Campbell Brown, former CNN and NBC News journalist and current head of Facebook's news partnerships unit, announced the plan at a New York digital media forum, outlining the company's strategy for monetizing the news content that drives so much of the user engagement on the site.
Consumers increasingly are getting their first read of daily news on Facebook.
"We are in early talks with several news publishers about how we might better support subscription business models on Facebook," Brown said. "As part of the Facebook Journalism Project, we are taking the time to work closely with our partners and understand their needs."
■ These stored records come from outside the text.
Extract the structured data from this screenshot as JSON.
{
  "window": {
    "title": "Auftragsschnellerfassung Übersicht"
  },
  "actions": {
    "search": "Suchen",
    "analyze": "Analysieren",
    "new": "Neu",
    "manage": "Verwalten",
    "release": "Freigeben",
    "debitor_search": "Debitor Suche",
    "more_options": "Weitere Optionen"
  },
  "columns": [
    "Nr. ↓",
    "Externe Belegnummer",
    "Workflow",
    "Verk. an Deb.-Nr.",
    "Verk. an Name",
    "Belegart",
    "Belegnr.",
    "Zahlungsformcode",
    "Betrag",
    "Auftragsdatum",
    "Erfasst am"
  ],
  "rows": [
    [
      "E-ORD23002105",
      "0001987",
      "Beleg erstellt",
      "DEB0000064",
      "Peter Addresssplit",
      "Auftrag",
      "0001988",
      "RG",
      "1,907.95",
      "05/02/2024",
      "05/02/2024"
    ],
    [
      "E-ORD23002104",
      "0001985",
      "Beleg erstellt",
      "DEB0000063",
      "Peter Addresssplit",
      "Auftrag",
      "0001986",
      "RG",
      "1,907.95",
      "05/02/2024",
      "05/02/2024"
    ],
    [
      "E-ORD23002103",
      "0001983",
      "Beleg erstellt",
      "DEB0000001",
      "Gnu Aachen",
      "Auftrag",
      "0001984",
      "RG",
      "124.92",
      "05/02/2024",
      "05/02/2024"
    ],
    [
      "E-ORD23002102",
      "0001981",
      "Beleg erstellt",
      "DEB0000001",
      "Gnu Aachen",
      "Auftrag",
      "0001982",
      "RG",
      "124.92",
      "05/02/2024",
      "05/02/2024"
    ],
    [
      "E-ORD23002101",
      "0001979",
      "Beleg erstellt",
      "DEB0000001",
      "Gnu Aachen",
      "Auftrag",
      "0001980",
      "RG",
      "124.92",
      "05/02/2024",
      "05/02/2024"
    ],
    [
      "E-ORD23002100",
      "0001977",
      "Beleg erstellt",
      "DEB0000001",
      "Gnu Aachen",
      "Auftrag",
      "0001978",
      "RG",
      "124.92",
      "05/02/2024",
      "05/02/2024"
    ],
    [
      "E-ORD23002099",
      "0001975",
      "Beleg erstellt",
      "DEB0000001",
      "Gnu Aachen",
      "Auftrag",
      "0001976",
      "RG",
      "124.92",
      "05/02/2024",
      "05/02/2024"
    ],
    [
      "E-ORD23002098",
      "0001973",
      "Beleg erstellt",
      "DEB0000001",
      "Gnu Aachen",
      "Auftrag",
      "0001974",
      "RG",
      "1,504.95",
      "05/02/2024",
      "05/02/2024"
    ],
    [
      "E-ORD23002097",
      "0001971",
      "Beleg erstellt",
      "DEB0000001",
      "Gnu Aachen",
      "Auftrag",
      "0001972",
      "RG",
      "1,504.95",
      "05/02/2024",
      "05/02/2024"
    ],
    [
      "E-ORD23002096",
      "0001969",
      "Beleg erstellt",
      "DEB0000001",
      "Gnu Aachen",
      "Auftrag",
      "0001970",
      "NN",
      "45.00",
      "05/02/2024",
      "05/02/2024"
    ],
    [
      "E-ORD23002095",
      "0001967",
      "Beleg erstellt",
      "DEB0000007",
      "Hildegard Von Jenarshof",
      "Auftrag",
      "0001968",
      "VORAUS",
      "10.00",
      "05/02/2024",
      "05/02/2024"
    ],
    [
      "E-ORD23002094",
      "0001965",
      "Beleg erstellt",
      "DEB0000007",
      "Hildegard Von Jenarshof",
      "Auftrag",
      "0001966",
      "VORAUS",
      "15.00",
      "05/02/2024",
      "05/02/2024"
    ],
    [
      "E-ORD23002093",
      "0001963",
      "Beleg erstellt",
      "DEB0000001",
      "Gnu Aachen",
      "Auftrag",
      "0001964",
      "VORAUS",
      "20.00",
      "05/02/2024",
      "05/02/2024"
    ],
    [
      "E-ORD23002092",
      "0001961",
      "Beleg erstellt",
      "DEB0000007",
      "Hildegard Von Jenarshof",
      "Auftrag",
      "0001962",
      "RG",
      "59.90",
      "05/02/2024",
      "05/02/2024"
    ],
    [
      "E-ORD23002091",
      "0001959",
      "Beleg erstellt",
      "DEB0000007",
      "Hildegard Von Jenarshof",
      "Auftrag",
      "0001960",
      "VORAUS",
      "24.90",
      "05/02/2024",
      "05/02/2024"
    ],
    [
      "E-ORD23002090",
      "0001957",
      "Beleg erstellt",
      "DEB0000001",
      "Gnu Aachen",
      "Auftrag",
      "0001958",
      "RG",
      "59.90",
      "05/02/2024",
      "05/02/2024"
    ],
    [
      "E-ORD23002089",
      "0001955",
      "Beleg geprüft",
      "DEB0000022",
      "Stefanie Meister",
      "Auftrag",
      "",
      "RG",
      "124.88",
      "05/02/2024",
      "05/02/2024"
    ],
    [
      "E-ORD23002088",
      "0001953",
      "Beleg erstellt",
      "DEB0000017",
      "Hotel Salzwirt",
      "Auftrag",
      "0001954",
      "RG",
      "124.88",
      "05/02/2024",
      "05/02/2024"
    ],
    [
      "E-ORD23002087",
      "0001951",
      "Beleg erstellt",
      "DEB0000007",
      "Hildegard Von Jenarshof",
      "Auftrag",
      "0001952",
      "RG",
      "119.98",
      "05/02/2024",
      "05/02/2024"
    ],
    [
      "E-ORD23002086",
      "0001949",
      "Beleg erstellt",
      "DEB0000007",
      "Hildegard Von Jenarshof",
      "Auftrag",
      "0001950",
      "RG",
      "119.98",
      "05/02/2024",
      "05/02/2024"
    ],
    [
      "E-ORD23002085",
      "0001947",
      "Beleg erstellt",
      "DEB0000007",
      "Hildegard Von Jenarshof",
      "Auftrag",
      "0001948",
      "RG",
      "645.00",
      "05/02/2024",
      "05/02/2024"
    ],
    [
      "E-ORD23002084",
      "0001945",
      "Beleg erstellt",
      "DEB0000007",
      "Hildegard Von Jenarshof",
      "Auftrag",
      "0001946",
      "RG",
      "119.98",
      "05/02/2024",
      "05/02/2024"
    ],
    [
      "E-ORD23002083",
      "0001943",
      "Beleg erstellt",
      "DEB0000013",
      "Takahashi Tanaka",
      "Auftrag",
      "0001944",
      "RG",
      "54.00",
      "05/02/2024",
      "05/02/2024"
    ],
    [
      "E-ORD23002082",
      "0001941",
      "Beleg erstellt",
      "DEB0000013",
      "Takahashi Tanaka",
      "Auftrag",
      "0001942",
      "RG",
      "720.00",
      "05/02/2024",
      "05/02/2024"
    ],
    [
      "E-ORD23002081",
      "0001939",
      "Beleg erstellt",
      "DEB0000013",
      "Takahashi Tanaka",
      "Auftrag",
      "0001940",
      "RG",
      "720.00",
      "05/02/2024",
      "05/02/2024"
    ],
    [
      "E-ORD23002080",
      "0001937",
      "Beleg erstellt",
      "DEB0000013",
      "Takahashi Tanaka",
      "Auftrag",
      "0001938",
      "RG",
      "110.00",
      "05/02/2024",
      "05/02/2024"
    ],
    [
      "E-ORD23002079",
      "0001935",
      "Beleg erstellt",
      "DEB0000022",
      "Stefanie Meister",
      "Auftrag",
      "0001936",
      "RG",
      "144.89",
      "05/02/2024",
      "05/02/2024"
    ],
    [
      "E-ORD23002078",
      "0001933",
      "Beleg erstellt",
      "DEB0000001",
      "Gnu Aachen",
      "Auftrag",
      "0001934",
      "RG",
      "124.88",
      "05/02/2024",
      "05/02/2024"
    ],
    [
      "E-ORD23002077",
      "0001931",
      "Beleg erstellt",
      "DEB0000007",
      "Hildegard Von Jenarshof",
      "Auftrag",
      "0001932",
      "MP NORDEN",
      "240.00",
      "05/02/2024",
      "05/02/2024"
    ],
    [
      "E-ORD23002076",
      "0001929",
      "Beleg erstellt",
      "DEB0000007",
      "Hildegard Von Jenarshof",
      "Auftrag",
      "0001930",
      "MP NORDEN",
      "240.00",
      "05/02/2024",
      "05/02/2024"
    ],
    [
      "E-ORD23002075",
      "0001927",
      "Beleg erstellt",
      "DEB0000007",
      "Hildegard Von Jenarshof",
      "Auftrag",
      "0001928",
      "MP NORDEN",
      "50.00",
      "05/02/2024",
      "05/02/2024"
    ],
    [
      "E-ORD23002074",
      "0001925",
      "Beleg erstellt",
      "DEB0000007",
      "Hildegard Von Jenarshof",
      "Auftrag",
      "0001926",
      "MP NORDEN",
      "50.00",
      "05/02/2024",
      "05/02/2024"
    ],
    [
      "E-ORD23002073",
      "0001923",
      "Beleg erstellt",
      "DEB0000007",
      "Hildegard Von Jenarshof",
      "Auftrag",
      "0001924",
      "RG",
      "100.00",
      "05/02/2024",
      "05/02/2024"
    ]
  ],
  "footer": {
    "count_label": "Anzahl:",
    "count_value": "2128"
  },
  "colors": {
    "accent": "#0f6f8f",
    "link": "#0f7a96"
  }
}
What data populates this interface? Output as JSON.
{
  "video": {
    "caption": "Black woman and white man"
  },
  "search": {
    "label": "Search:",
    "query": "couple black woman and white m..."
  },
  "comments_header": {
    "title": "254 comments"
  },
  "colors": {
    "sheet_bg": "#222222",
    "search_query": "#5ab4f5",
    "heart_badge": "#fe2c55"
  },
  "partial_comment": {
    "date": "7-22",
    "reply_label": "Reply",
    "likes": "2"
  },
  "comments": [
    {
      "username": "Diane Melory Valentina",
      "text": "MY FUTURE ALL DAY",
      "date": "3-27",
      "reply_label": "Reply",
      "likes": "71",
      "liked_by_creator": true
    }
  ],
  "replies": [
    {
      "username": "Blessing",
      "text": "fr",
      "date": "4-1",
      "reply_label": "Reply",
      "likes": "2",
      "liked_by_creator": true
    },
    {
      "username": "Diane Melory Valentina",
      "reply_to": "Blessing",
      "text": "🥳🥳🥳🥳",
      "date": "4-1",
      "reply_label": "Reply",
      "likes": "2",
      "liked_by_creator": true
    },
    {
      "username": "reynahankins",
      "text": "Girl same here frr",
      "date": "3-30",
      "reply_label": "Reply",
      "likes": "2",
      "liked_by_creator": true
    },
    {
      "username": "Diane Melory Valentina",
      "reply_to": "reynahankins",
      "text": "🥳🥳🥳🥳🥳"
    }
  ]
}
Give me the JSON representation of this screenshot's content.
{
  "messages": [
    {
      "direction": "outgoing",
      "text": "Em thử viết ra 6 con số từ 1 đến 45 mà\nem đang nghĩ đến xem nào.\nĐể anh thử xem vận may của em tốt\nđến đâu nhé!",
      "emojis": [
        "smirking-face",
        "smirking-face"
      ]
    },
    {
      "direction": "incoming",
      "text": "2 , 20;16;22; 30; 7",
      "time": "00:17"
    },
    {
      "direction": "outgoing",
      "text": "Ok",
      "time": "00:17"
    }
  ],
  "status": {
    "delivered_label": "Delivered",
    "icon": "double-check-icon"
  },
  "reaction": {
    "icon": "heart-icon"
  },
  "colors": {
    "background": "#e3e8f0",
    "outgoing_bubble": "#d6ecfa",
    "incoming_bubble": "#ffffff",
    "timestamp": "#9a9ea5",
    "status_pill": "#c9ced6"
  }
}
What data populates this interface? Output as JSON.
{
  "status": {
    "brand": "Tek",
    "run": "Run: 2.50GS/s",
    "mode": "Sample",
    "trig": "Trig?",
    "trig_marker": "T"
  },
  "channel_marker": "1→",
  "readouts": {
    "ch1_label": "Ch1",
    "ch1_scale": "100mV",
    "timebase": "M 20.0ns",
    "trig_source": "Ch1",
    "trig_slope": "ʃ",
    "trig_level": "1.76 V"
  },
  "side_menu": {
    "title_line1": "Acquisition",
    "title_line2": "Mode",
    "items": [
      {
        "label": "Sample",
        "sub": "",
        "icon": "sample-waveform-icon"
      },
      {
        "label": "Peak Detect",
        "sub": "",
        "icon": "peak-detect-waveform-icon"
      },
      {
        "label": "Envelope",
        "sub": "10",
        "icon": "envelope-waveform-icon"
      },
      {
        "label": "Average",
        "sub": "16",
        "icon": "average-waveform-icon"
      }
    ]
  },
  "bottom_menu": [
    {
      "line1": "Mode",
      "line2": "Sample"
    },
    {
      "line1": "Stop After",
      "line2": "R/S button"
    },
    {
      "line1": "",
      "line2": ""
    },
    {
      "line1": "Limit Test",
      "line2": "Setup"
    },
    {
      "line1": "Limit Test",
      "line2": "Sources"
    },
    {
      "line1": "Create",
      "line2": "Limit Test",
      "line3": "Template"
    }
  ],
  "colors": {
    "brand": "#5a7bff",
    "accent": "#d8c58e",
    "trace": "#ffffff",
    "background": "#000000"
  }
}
Facebook will test its paywall model later this year with a small group of publishers. Readers will be given access to 10 free articles per month but then will have to subscribe to view additional articles. A more robust version is planned for 2018, according to a source familiar with the project.
Brown and fellow Facebook executive Fidji Simo briefed several publishers about the plan during one-on-one meetings last week in New York and Paris, according to the source, and the company has been working closely with numerous publishers in recent months to get a better handle on the issue.
The plan is for the subscription to operate through Facebook's Instant Articles platform. There will be so-called freemium options, and publishers will have full control over locked and unlocked articles. Publishers also will have full control over their subscriber data, and the program will be able to authenticate existing subscribers.
The Facebook announcement came about a week after the News Media Alliance, which represents 2,000 news organizations in the U.S. and Canada, asked Congress to pass legislation that would allow it to engage in collective bargaining with Facebook and Google.
Those two companies dominate most of online consumption of news content and control almost 70 percent of digital advertising revenue, according to the alliance.
Google and Facebook basically have forced publishers to give up their rights and play by their rules, said Paul Boyle, News Media Alliance SVP of public policy.
Their dominance has forced publishers to try and exercise more control, he maintained.
"Basically, what you've seen is a commoditization of the news, where many people can't tell the difference between real news and fake news reports," Boyle told the E-Commerce Times.
"Facebook is responding, gradually and with a variety of initiatives, to help publishing partners," said Rick Edmonds, media business analyst at Poynter.
"This is a constructive step, but not necessarily transformative," he told the E-Commerce Times. "It fits the current trend of publishers asking digital readers to pay a bigger share of their costs -- a bit ironically, in that Facebook and Google are sucking up nearly all the digital ad growth."
It would be mildly surprising if Google, or especially Twitter, should follow suit, Edmonds said.
Facebook's move is part of a natural progression, as the company finally is taking ownership of the fact that it operates as a publisher and is a major information source for many readers, said Zack Fuller, an analyst at Midia Research.
"The argument that Facebook is simply a platform for news content no longer washes," he told the E-Commerce Times, "when we consider the scale of its user base and the fact that it's increasingly becoming many people's core news source away from TV and print."